The 2022 season was a bad one for Mercedes. The team struggled a lot in comparison to its rivals Ferrari and Red bull. The main problem with the W13 challenger came down to porpoising – the severe bouncing caused by the new ground effect-based cars.
Mercedes trackside engineer Andrew Shovlin explained how the issue came to light and how the team tackled it:
“The issue wasn’t so much our wind tunnel. But there was a mechanism at play that we hadn’t captured in any of our modeling or any of our work and that was the porpoising mechanism,”
“So, there were two things you had to do.
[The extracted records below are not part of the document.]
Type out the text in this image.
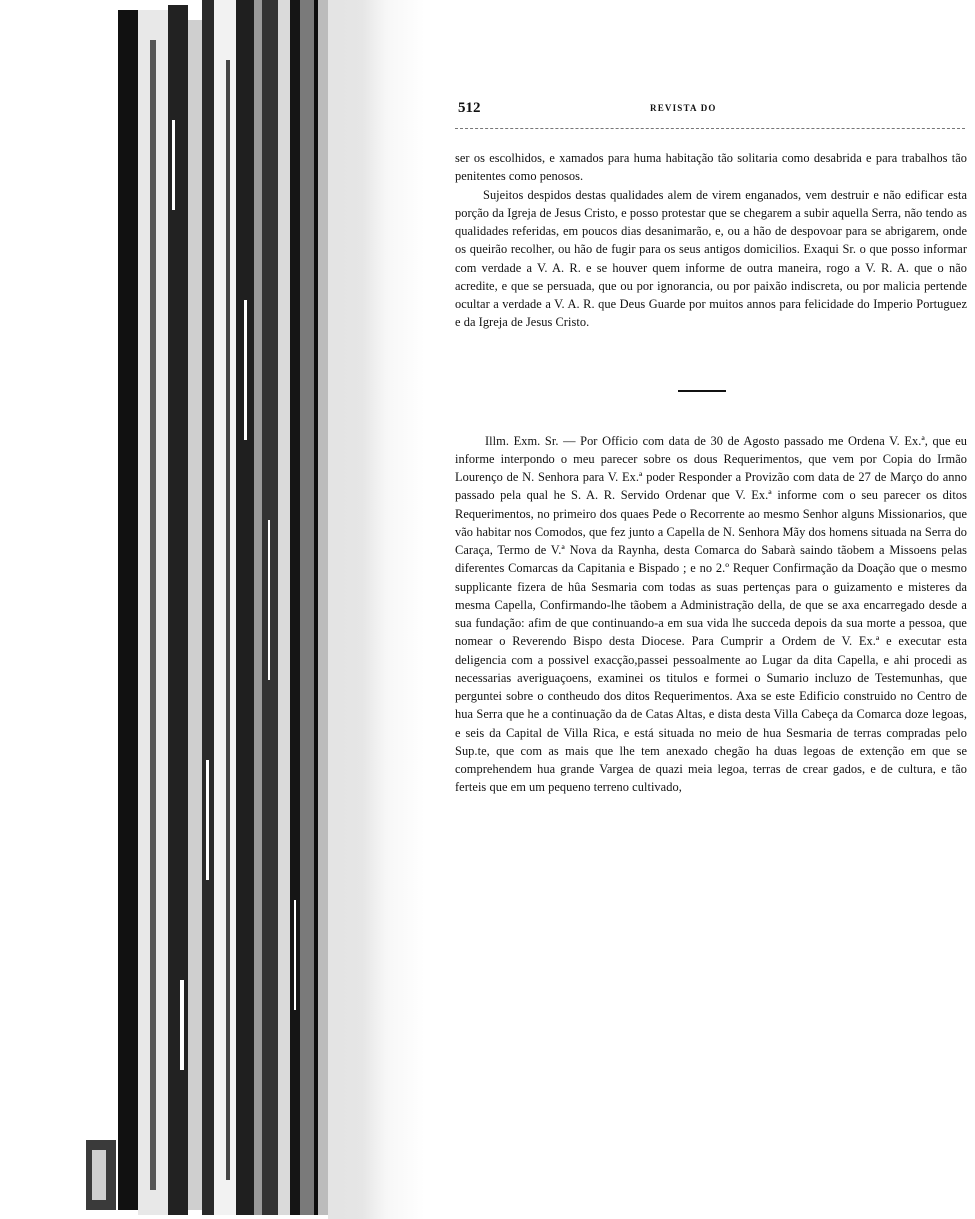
512	REVISTA DO

ser os escolhidos, e xamados para huma habitação tão solitaria como desabrida e para trabalhos tão penitentes como penosos.

Sujeitos despidos destas qualidades alem de virem enganados, vem destruir e não edificar esta porção da Igreja de Jesus Cristo, e posso protestar que se chegarem a subir aquella Serra, não tendo as qualidades referidas, em poucos dias desanimarão, e, ou a hão de despovoar para se abrigarem, onde os queirão recolher, ou hão de fugir para os seus antigos domicilios. Exaqui Sr. o que posso informar com verdade a V. A. R. e se houver quem informe de outra maneira, rogo a V. R. A. que o não acredite, e que se persuada, que ou por ignorancia, ou por paixão indiscreta, ou por malicia pertende ocultar a verdade a V. A. R. que Deus Guarde por muitos annos para felicidade do Imperio Portuguez e da Igreja de Jesus Cristo.

Illm. Exm. Sr. — Por Officio com data de 30 de Agosto passado me Ordena V. Ex.ª, que eu informe interpondo o meu parecer sobre os dous Requerimentos, que vem por Copia do Irmão Lourenço de N. Senhora para V. Ex.ª poder Responder a Provizão com data de 27 de Março do anno passado pela qual he S. A. R. Servido Ordenar que V. Ex.ª informe com o seu parecer os ditos Requerimentos, no primeiro dos quaes Pede o Recorrente ao mesmo Senhor alguns Missionarios, que vão habitar nos Comodos, que fez junto a Capella de N. Senhora Mãy dos homens situada na Serra do Caraça, Termo de V.ª Nova da Raynha, desta Comarca do Sabarà saindo tãobem a Missoens pelas diferentes Comarcas da Capitania e Bispado ; e no 2.º Requer Confirmação da Doação que o mesmo supplicante fizera de hûa Sesmaria com todas as suas pertenças para o guizamento e misteres da mesma Capella, Confirmando-lhe tãobem a Administração della, de que se axa encarregado desde a sua fundação: afim de que continuando-a em sua vida lhe succeda depois da sua morte a pessoa, que nomear o Reverendo Bispo desta Diocese. Para Cumprir a Ordem de V. Ex.ª e executar esta deligencia com a possivel exacção,passei pessoalmente ao Lugar da dita Capella, e ahi procedi as necessarias averiguaçoens, examinei os titulos e formei o Sumario incluzo de Testemunhas, que perguntei sobre o contheudo dos ditos Requerimentos. Axa se este Edificio construido no Centro de hua Serra que he a continuação da de Catas Altas, e dista desta Villa Cabeça da Comarca doze legoas, e seis da Capital de Villa Rica, e está situada no meio de hua Sesmaria de terras compradas pelo Sup.te, que com as mais que lhe tem anexado chegão ha duas legoas de extenção em que se comprehendem hua grande Vargea de quazi meia legoa, terras de crear gados, e de cultura, e tão ferteis que em um pequeno terreno cultivado,
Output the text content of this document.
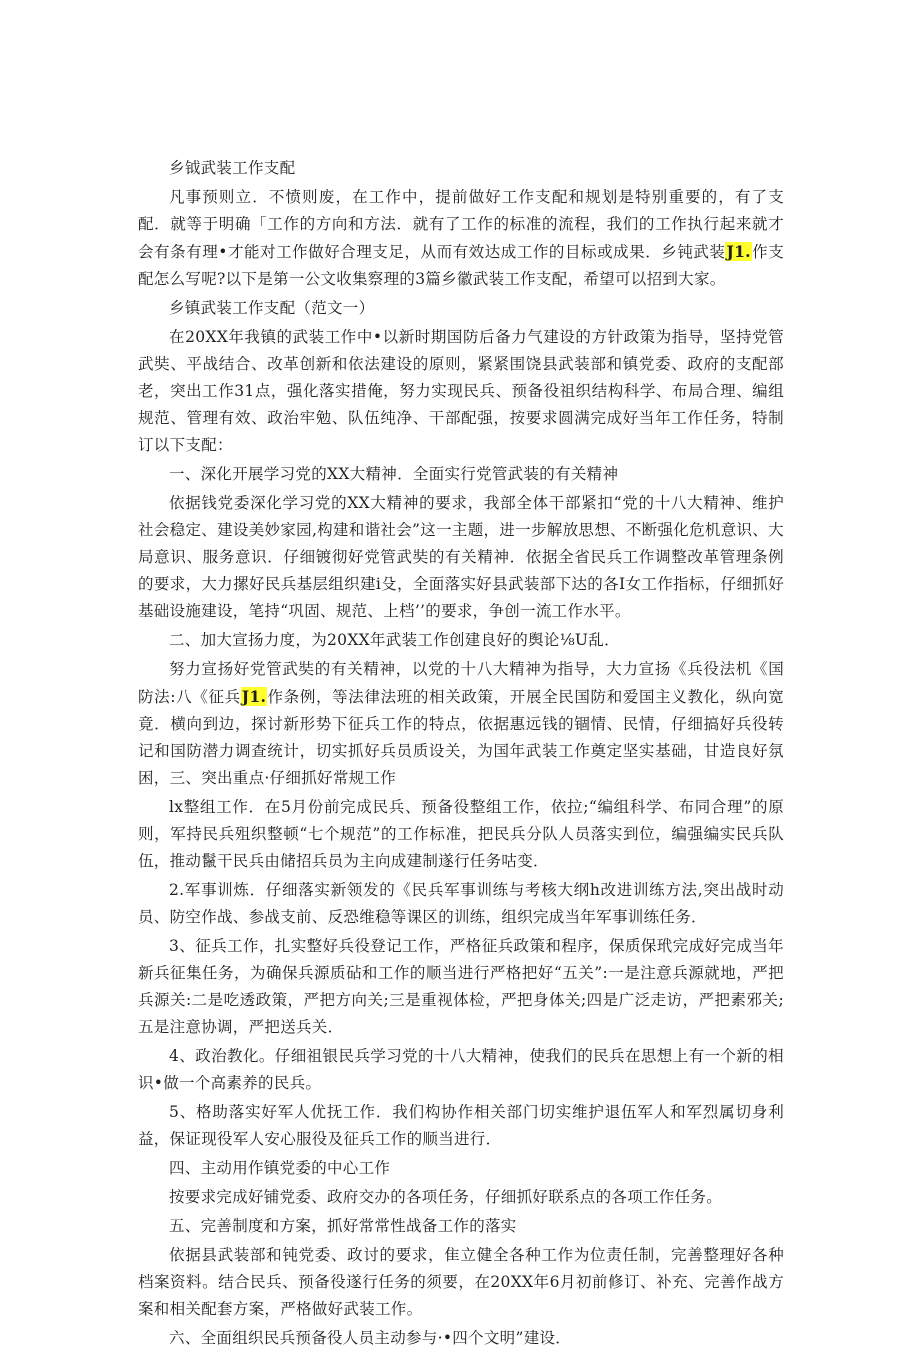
乡钺武装工作支配

凡事预则立．不愤则废，在工作中，提前做好工作支配和规划是特别重要的，有了支配．就等于明确「工作的方向和方法．就有了工作的标准的流程，我们的工作执行起来就才会有条有理•才能对工作做好合理支足，从而有效达成工作的目标或成果．乡钝武装J1.作支配怎么写呢?以下是第一公文收集察理的3篇乡徽武装工作支配，希望可以招到大家。

乡镇武装工作支配（范文一）

在20XX年我镇的武装工作中•以新时期国防后备力气建设的方针政策为指导，坚持党管武奘、平战结合、改革创新和依法建设的原则，紧紧围饶县武装部和镇党委、政府的支配部老，突出工作31点，强化落实措俺，努力实现民兵、预备役祖织结构科学、布局合理、编组规范、管理有效、政治牢勉、队伍纯净、干部配强，按要求圆满完成好当年工作任务，特制订以下支配：

一、深化开展学习党的XX大精神．全面实行党管武装的有关精神

依据钱党委深化学习党的XX大精神的要求，我部全体干部紧扣“党的十八大精神、维护社会稳定、建设美妙家园,构建和谐社会”这一主题，进一步解放思想、不断强化危机意识、大局意识、服务意识．仔细镀彻好党管武奘的有关精神．依据全省民兵工作调整改革管理条例的要求，大力摞好民兵基层组织建i殳，全面落实好县武装部下达的各I女工作指标，仔细抓好基础设施建设，笔持“巩固、规范、上档’’的要求，争创一流工作水平。

二、加大宣扬力度，为20XX年武装工作创建良好的舆论⅛U乱．

努力宣扬好党管武奘的有关精神，以党的十八大精神为指导，大力宣扬《兵役法机《国防法:八《征兵J1.作条例，等法律法班的相关政策，开展全民国防和爱国主义教化，纵向宽竟．横向到边，探讨新形势下征兵工作的特点，依据惠远钱的锢情、民情，仔细搞好兵役转记和国防潜力调查统计，切实抓好兵员质设关，为国年武装工作奠定坚实基础，甘造良好氛困，三、突出重点·仔细抓好常规工作

lx整组工作．在5月份前完成民兵、预备役整组工作，依拉;“编组科学、布同合理”的原则，军持民兵殂织整顿“七个规范”的工作标准，把民兵分队人员落实到位，编强编实民兵队伍，推动鬣干民兵由储招兵员为主向成建制遂行任务咕变．

2.军事训炼．仔细落实新领发的《民兵军事训练与考核大纲h改进训练方法,突出战时动员、防空作战、参战支前、反恐维稳等课区的训练，组织完成当年军事训练任务．

3、征兵工作，扎实整好兵役登记工作，严格征兵政策和程序，保质保玳完成好完成当年新兵征集任务，为确保兵源质砧和工作的顺当进行严格把好“五关”:一是注意兵源就地，严把兵源关:二是吃透政策，严把方向关;三是重视体检，严把身体关;四是广泛走访，严把素邪关;五是注意协调，严把送兵关．

4、政治教化。仔细祖银民兵学习党的十八大精神，使我们的民兵在思想上有一个新的相识•做一个高素养的民兵。

5、格助落实好军人优抚工作．我们构协作相关部门切实维护退伍军人和军烈属切身利益，保证现役军人安心服役及征兵工作的顺当进行．

四、主动用作镇党委的中心工作

按要求完成好铺党委、政府交办的各项任务，仔细抓好联系点的各项工作任务。

五、完善制度和方案，抓好常常性战备工作的落实

依据县武装部和钝党委、政讨的要求，隹立健全各种工作为位责任制，完善整理好各种档案资料。结合民兵、预备役遂行任务的须要，在20XX年6月初前修订、补充、完善作战方案和相关配套方案，严格做好武装工作。

六、全面组织民兵预备役人员主动参与·•四个文明”建设．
One is that you’ve got to engineer it out of the car, which was, at the time [during the opening races of the 2022 season], fairly painful from a point of view of the distraction, the finite resource that we’ve got in a cost cap in the aero department that had to funnel into understanding the problem.”
“[That was] some very fundamental and relatively basic work, just trying to work out work actually was going on.”
“And then, subsequently [work out]: how do you develop the tools that you need to be able to get back to where we were?”
“Where we could just commit to making a set of parts, bring them to the car and have confidence that they work.”
Mercedes did eventually manage to get on top of the issue. By the end of the season, the W13 was a much faster and more competitive car even winning the Brazilian GP.